Prospectus Feature: The Salary Cap: Another Viewpoint

0

Ted Frank

The type of salary cap that is likely to be proposed by management in upcoming labor negotiations is probably a bad idea. But two recent articles at the Baseball Prospectus Web site overstate the case against salary caps in general.

The type of salary cap that is likely to be proposed by management in upcoming labor negotiations is probably a bad idea. But two recent articles at the Baseball Prospectus Web site overstate the case against salary caps in general.

One can immediately dismiss some arguments as irrelevant. Derek Zumsteg complains that salary-cap rules can be complex and boring. Certainly this is true in the NFL, where each team hires a professional full-time "capologist" to review a team's salary-cap compliance. This came about because the 1980s San Francisco 49ers were innovative and discovered that one could use the rules to structure contracts in a manner that, in effect, transferred future cap space to the present. Other teams weren't as clever right away, and the 49ers were dominant for years because they could effectively outspend other teams.

Eventually other teams caught on, and then the Niners' borrowing all came due at once, forcing the team to rebuild overnight. Now every team adopts the 49ers' methodology, and aims for building projects that give a team a two- to four-year window at the championship before the salary-cap borrowing forces them to rebuild from scratch.

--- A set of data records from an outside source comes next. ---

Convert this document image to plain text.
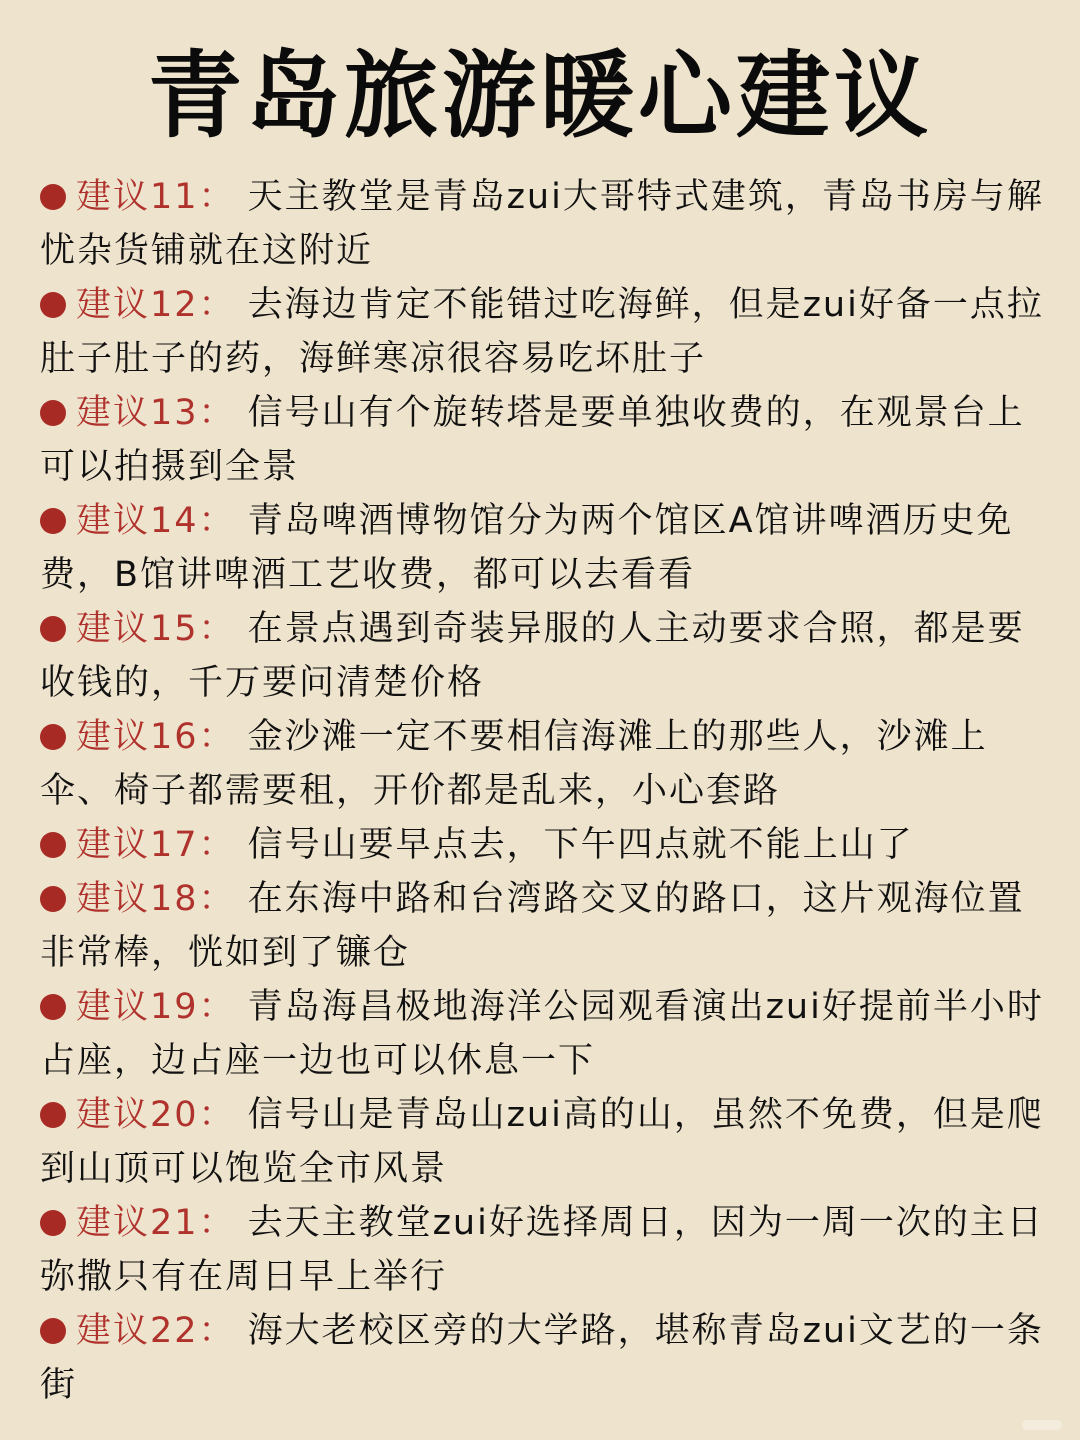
青岛旅游暖心建议
建议11： 天主教堂是青岛zui大哥特式建筑，青岛书房与解忧杂货铺就在这附近
建议12： 去海边肯定不能错过吃海鲜，但是zui好备一点拉肚子肚子的药，海鲜寒凉很容易吃坏肚子
建议13： 信号山有个旋转塔是要单独收费的，在观景台上可以拍摄到全景
建议14： 青岛啤酒博物馆分为两个馆区A馆讲啤酒历史免费，B馆讲啤酒工艺收费，都可以去看看
建议15： 在景点遇到奇装异服的人主动要求合照，都是要收钱的，千万要问清楚价格
建议16： 金沙滩一定不要相信海滩上的那些人，沙滩上伞、椅子都需要租，开价都是乱来，小心套路
建议17： 信号山要早点去，下午四点就不能上山了
建议18： 在东海中路和台湾路交叉的路口，这片观海位置非常棒，恍如到了镰仓
建议19： 青岛海昌极地海洋公园观看演出zui好提前半小时占座，边占座一边也可以休息一下
建议20： 信号山是青岛山zui高的山，虽然不免费，但是爬到山顶可以饱览全市风景
建议21： 去天主教堂zui好选择周日，因为一周一次的主日弥撒只有在周日早上举行
建议22： 海大老校区旁的大学路，堪称青岛zui文艺的一条街
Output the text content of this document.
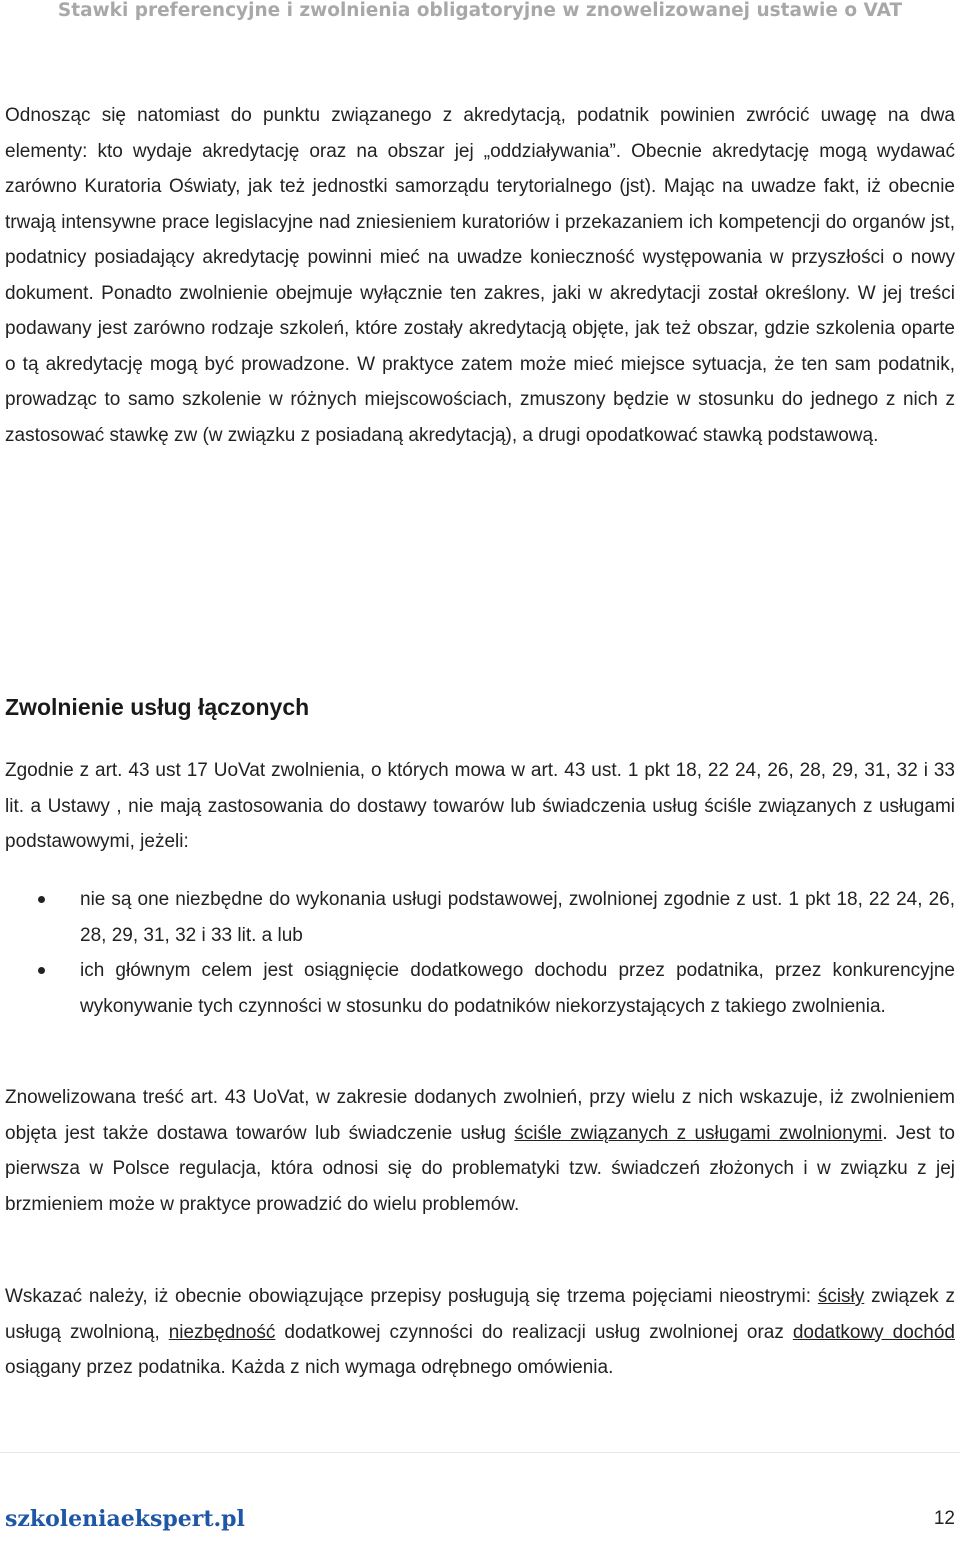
Stawki preferencyjne i zwolnienia obligatoryjne w znowelizowanej ustawie o VAT

Odnosząc się natomiast do punktu związanego z akredytacją, podatnik powinien zwrócić uwagę na dwa elementy: kto wydaje akredytację oraz na obszar jej „oddziaływania”. Obecnie akredytację mogą wydawać zarówno Kuratoria Oświaty, jak też jednostki samorządu terytorialnego (jst). Mając na uwadze fakt, iż obecnie trwają intensywne prace legislacyjne nad zniesieniem kuratoriów i przekazaniem ich kompetencji do organów jst, podatnicy posiadający akredytację powinni mieć na uwadze konieczność występowania w przyszłości o nowy dokument. Ponadto zwolnienie obejmuje wyłącznie ten zakres, jaki w akredytacji został określony. W jej treści podawany jest zarówno rodzaje szkoleń, które zostały akredytacją objęte, jak też obszar, gdzie szkolenia oparte o tą akredytację mogą być prowadzone. W praktyce zatem może mieć miejsce sytuacja, że ten sam podatnik, prowadząc to samo szkolenie w różnych miejscowościach, zmuszony będzie w stosunku do jednego z nich z zastosować stawkę zw (w związku z posiadaną akredytacją), a drugi opodatkować stawką podstawową.

Zwolnienie usług łączonych

Zgodnie z art. 43 ust 17 UoVat zwolnienia, o których mowa w art. 43 ust. 1 pkt 18, 22 24, 26, 28, 29, 31, 32 i 33 lit. a Ustawy , nie mają zastosowania do dostawy towarów lub świadczenia usług ściśle związanych z usługami podstawowymi, jeżeli:

nie są one niezbędne do wykonania usługi podstawowej, zwolnionej zgodnie z ust. 1 pkt 18, 22 24, 26, 28, 29, 31, 32 i 33 lit. a lub
ich głównym celem jest osiągnięcie dodatkowego dochodu przez podatnika, przez konkurencyjne wykonywanie tych czynności w stosunku do podatników niekorzystających z takiego zwolnienia.

Znowelizowana treść art. 43 UoVat, w zakresie dodanych zwolnień, przy wielu z nich wskazuje, iż zwolnieniem objęta jest także dostawa towarów lub świadczenie usług ściśle związanych z usługami zwolnionymi. Jest to pierwsza w Polsce regulacja, która odnosi się do problematyki tzw. świadczeń złożonych i w związku z jej brzmieniem może w praktyce prowadzić do wielu problemów.

Wskazać należy, iż obecnie obowiązujące przepisy posługują się trzema pojęciami nieostrymi: ścisły związek z usługą zwolnioną, niezbędność dodatkowej czynności do realizacji usług zwolnionej oraz dodatkowy dochód osiągany przez podatnika. Każda z nich wymaga odrębnego omówienia.

szkoleniaekspert.pl	12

The NFL salary-cap rules are close to inscrutable. Sportswriters don't understand them: Jay Fiedler's recent contract was reported as being for $24.5 million over five years, when it was really a two-year, $6.525-million contract with a team option for the last three years that will almost certainly be renegotiated in 2004. The "five-year" duration was purely a fiction to defer salary cap expense. If the teams need experts, and the media doesn't get the distinctions, it's pretty likely that most fans don't understand the NFL salary cap, either.

But so what?

How many baseball fans not named Doug Pappas can explain the options rule, or the system for awarding supplemental draft picks, or the Rule 5 draft, or the methodology of determining which third-year players are arbitration-eligible? Heck, the Dodgers were famously unaware in 1998 of the five-year-service/multi-year-contract rule that permitted Jeff Shaw to demand a trade, and had to renegotiate his contract to keep him. The opaqueness of a league's roster rules is hardly determinative of its soundness or of the ability of the fans to enjoy the sport.